Pancake day, also known as Pancake Tuesday, Shrove Tuesday, Fat Tuesday or Mardi Gras traditionally falls on the last day of feasting before Lent which begins on the following day, Ash Wednesday. Many think that the day gets its name from the custom of eating pancakes on this day, a tradition that goes back to a time when any remaining rich foods in a household’s larder or pantry were eaten on the day before Lent to use them up before the fasting begins, but in reality it is a much older tradition.
Eating up food from the larder
The Christian tradition of eating pancakes on Shrove Tuesday has been around for more than a thousand years. In the days before people could give up modern snacks such as chocolate and crisps, and before the day of fridges and freezers, making pancakes was a way of using up foods such as eggs, milk and sugar, which would have gone bad during the fasting season of Lent. But today, it’s a good excuse to enjoy some great food!

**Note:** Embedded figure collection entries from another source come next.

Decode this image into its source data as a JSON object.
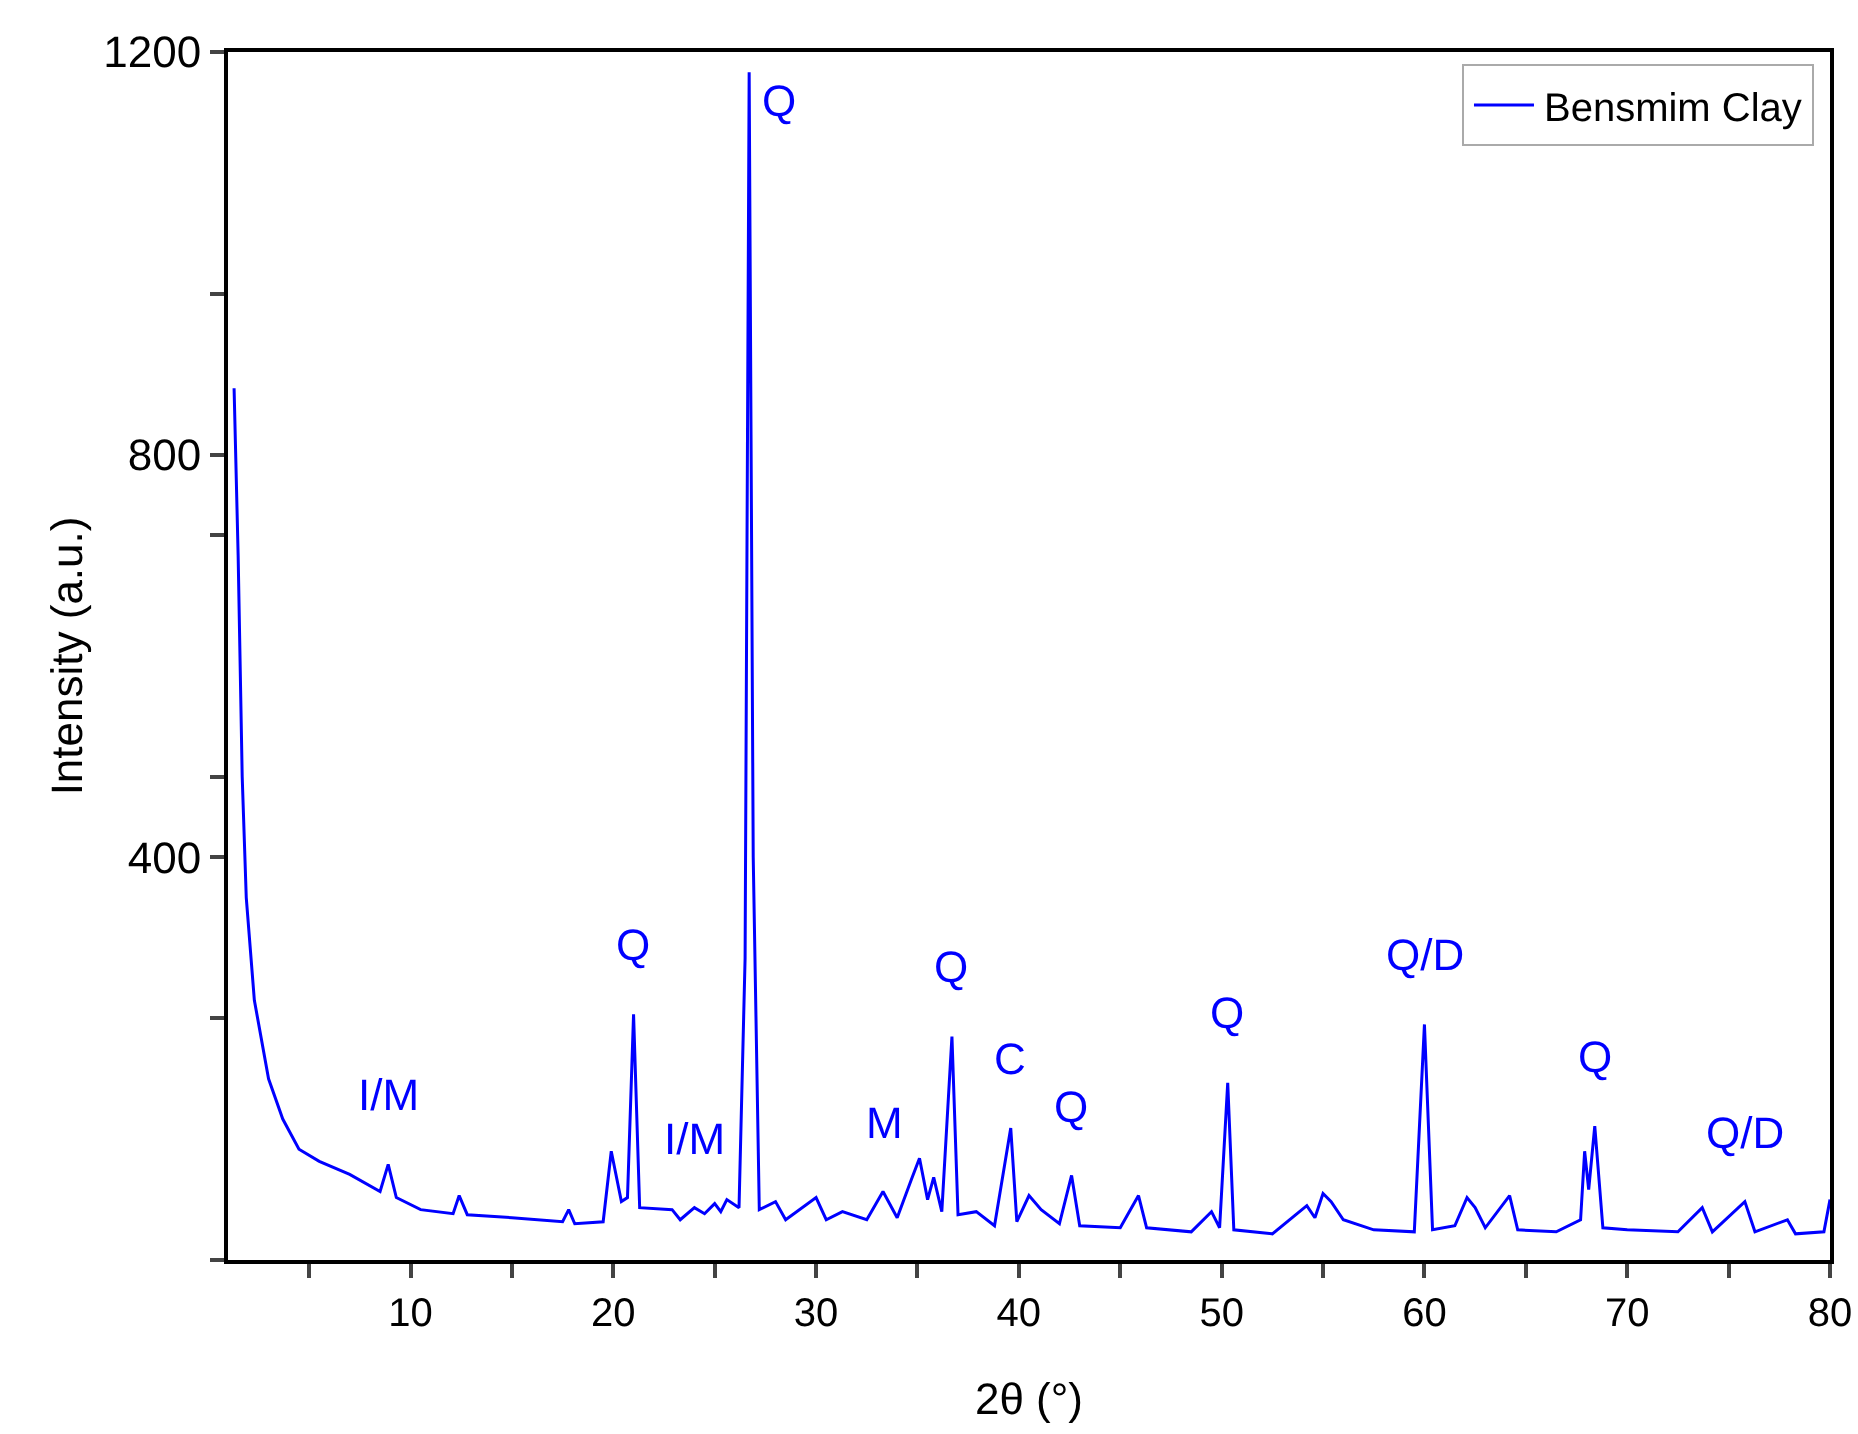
{
  "chart_data": {
    "type": "line",
    "xlabel": "2θ (°)",
    "ylabel": "Intensity (a.u.)",
    "xlim": [
      1,
      80
    ],
    "ylim": [
      0,
      1200
    ],
    "xticks": [
      {
        "value": 5,
        "label": null
      },
      10,
      {
        "value": 15,
        "label": null
      },
      20,
      {
        "value": 25,
        "label": null
      },
      30,
      {
        "value": 35,
        "label": null
      },
      40,
      {
        "value": 45,
        "label": null
      },
      50,
      {
        "value": 55,
        "label": null
      },
      60,
      {
        "value": 65,
        "label": null
      },
      70,
      {
        "value": 75,
        "label": null
      },
      80
    ],
    "yticks": [
      {
        "value": 0,
        "label": null
      },
      {
        "value": 240,
        "label": null
      },
      400,
      {
        "value": 480,
        "label": null
      },
      {
        "value": 720,
        "label": null
      },
      800,
      {
        "value": 960,
        "label": null
      },
      1200
    ],
    "grid": false,
    "legend": "top right",
    "marker": "none",
    "line_style": "solid",
    "series": [
      {
        "name": "Bensmim Clay",
        "color": "#0000ff",
        "x": [
          1.3,
          1.5,
          1.7,
          1.9,
          2.3,
          3.0,
          3.7,
          4.5,
          5.5,
          7,
          8.5,
          8.9,
          9.3,
          10.5,
          12.1,
          12.4,
          12.8,
          15,
          17.5,
          17.8,
          18.1,
          19.5,
          19.9,
          20.4,
          20.7,
          21.0,
          21.3,
          22.9,
          23.3,
          24.0,
          24.5,
          25.0,
          25.3,
          25.6,
          26.2,
          26.5,
          26.7,
          26.9,
          27.2,
          28.0,
          28.5,
          30.0,
          30.5,
          31.3,
          32.5,
          33.3,
          34.0,
          34.7,
          35.1,
          35.5,
          35.8,
          36.2,
          36.7,
          37.0,
          37.9,
          38.8,
          39.6,
          39.9,
          40.5,
          41.1,
          42.0,
          42.6,
          43.0,
          45.0,
          45.5,
          45.9,
          46.3,
          48.5,
          49.5,
          49.9,
          50.3,
          50.6,
          52.5,
          54.2,
          54.6,
          55.0,
          55.4,
          56,
          57.5,
          59.5,
          60.0,
          60.4,
          61.5,
          62.1,
          62.5,
          63.0,
          64.2,
          64.6,
          66.5,
          67.7,
          67.9,
          68.1,
          68.4,
          68.8,
          70,
          72.5,
          73.7,
          74.2,
          75.8,
          76.3,
          77.9,
          78.3,
          79.7,
          80
        ],
        "values": [
          866,
          700,
          480,
          360,
          258,
          180,
          140,
          110,
          98,
          85,
          68,
          95,
          62,
          50,
          46,
          64,
          45,
          42,
          38,
          50,
          36,
          38,
          108,
          58,
          62,
          244,
          52,
          50,
          40,
          52,
          46,
          56,
          48,
          60,
          52,
          300,
          1180,
          400,
          50,
          58,
          40,
          62,
          40,
          48,
          40,
          68,
          42,
          80,
          101,
          60,
          82,
          48,
          222,
          45,
          48,
          34,
          131,
          38,
          64,
          50,
          36,
          84,
          34,
          32,
          50,
          64,
          32,
          28,
          48,
          32,
          176,
          30,
          26,
          54,
          42,
          66,
          58,
          40,
          30,
          28,
          234,
          30,
          34,
          62,
          52,
          32,
          64,
          30,
          28,
          40,
          108,
          70,
          133,
          32,
          30,
          28,
          52,
          28,
          58,
          28,
          40,
          26,
          28,
          60
        ]
      }
    ],
    "annotations": [
      {
        "text": "I/M",
        "x": 8.9,
        "y": 95
      },
      {
        "text": "Q",
        "x": 21.0,
        "y": 244
      },
      {
        "text": "I/M",
        "x": 24.0,
        "y": 52
      },
      {
        "text": "Q",
        "x": 26.7,
        "y": 1180
      },
      {
        "text": "M",
        "x": 33.3,
        "y": 68
      },
      {
        "text": "Q",
        "x": 36.7,
        "y": 222
      },
      {
        "text": "C",
        "x": 39.6,
        "y": 131
      },
      {
        "text": "Q",
        "x": 42.6,
        "y": 84
      },
      {
        "text": "Q",
        "x": 50.3,
        "y": 176
      },
      {
        "text": "Q/D",
        "x": 60.0,
        "y": 234
      },
      {
        "text": "Q",
        "x": 68.4,
        "y": 133
      },
      {
        "text": "Q/D",
        "x": 75.8,
        "y": 58
      }
    ]
  }
}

As with many Christian traditions, pancake day has been borrowed from a much older pagan festival. Before the Christian era, the Slavs believed that the change of seasons was a struggle between Jarilo, the god of vegetation, fertility and springtime, and the evil spirits of cold and darkness, and people believed that they had to help Jarilo in his efforts. The whole celebration of the arrival of spring lasted a week and a large part of this was making and eating pancakes. The hot, round pancakes symbolised the sun and the Slavs believed that by eating pancakes, they got the power, light and warmth of the sun.
Ancient tradition of flipping!
On Shrove Tuesday in kitchens all around the world, people will be flipping pancakes in an annual tradition. Recipes for pancakes appear in cookery books that go as far back as the 1400s, and it’s believed the tradition of flipping pancakes is almost as old as that. But one of the oldest ‘flipping’ quotes comes from the 17th century book, Pasquil’s Palin, “And every man and maide doe take their turne, And tosse their pancakes up for feare they burne.”

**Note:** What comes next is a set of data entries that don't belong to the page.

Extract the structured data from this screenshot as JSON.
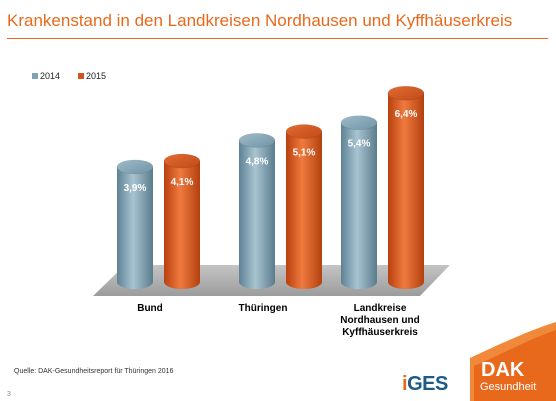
{
  "slide": {
    "title": "Krankenstand in den Landkreisen Nordhausen und Kyffhäuserkreis",
    "source": "Quelle: DAK-Gesundheitsreport für Thüringen 2016",
    "page_number": "3"
  },
  "logos": {
    "iges": {
      "i": "i",
      "ges": "GES"
    },
    "dak": {
      "name": "DAK",
      "sub": "Gesundheit"
    }
  },
  "colors": {
    "accent": "#e8691c",
    "series_2014": "#7fa2b4",
    "series_2015": "#d4541b"
  },
  "chart_data": {
    "type": "bar",
    "style": "3d-cylinder",
    "categories": [
      [
        "Bund"
      ],
      [
        "Thüringen"
      ],
      [
        "Landkreise",
        "Nordhausen und",
        "Kyffhäuserkreis"
      ]
    ],
    "series": [
      {
        "name": "2014",
        "values": [
          3.9,
          4.8,
          5.4
        ],
        "labels": [
          "3,9%",
          "4,8%",
          "5,4%"
        ]
      },
      {
        "name": "2015",
        "values": [
          4.1,
          5.1,
          6.4
        ],
        "labels": [
          "4,1%",
          "5,1%",
          "6,4%"
        ]
      }
    ],
    "legend_position": "top-left",
    "grid": false,
    "ylim": [
      0,
      7.0
    ]
  }
}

Interesting pancake facts;
• Pancake races are said to have originated in Olney in Buckinghamshire when a housewife was so busy making pancakes that she forgot the time. When she heard the church bells ringing to call people to Mass she ran out of her house, still carrying her pan and pancake, and raced for the church! Olney still has a pancake race every year.
• The longest race in the quickest time was held in Melbourne, Australia. Jan Stickland covered 384m in 59.5 seconds on 19 February 1985.

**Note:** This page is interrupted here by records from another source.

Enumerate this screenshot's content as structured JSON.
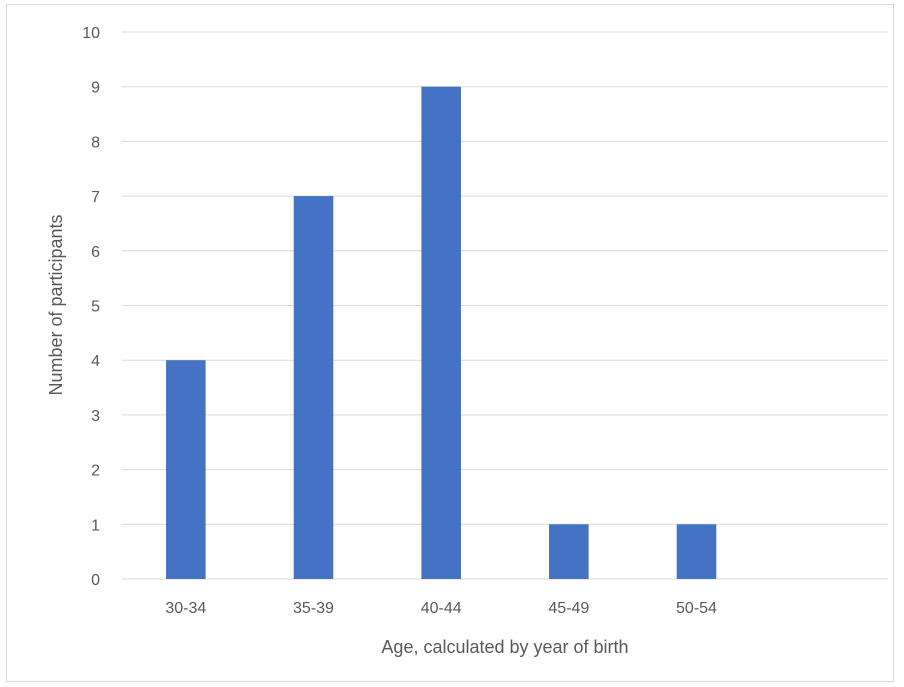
{
  "chart_data": {
    "type": "bar",
    "title": "",
    "xlabel": "Age, calculated by year of birth",
    "ylabel": "Number of participants",
    "categories": [
      "30-34",
      "35-39",
      "40-44",
      "45-49",
      "50-54",
      ""
    ],
    "values": [
      4,
      7,
      9,
      1,
      1,
      null
    ],
    "ylim": [
      0,
      10
    ],
    "yticks": [
      0,
      1,
      2,
      3,
      4,
      5,
      6,
      7,
      8,
      9,
      10
    ],
    "grid": "horizontal",
    "legend": "none",
    "bar_color": "#4472c4",
    "grid_color": "#d9d9d9"
  }
}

• On average, people in the UK eat two pancakes each on Pancake Day. That means that 117 million pancakes are eaten on the day.
• In France it is traditional to touch the handle of the frying pan and make a wish while the pancake is turned whilst holding a coin in one hand.
• On pancake day in Newfoundland, Canada, people place items in the pancake batter before it is cooked to tell the future for family members.
• Years ago, cooks would use snow in their pancakes as it made them soft and fluffy in texture. If you want to try, better make sure it’s clean snow!
So, whether you like your pancakes savoury or the more traditional sweet, if you prefer golden syrup or maple syrup, or something new like Blueberry syrup, or whether like me you’re a good old lemon and sugar fan, is doesn’t really matter, what really matters is sitting down with the people you love and enjoying this age old tradition. Happy Pancake Day!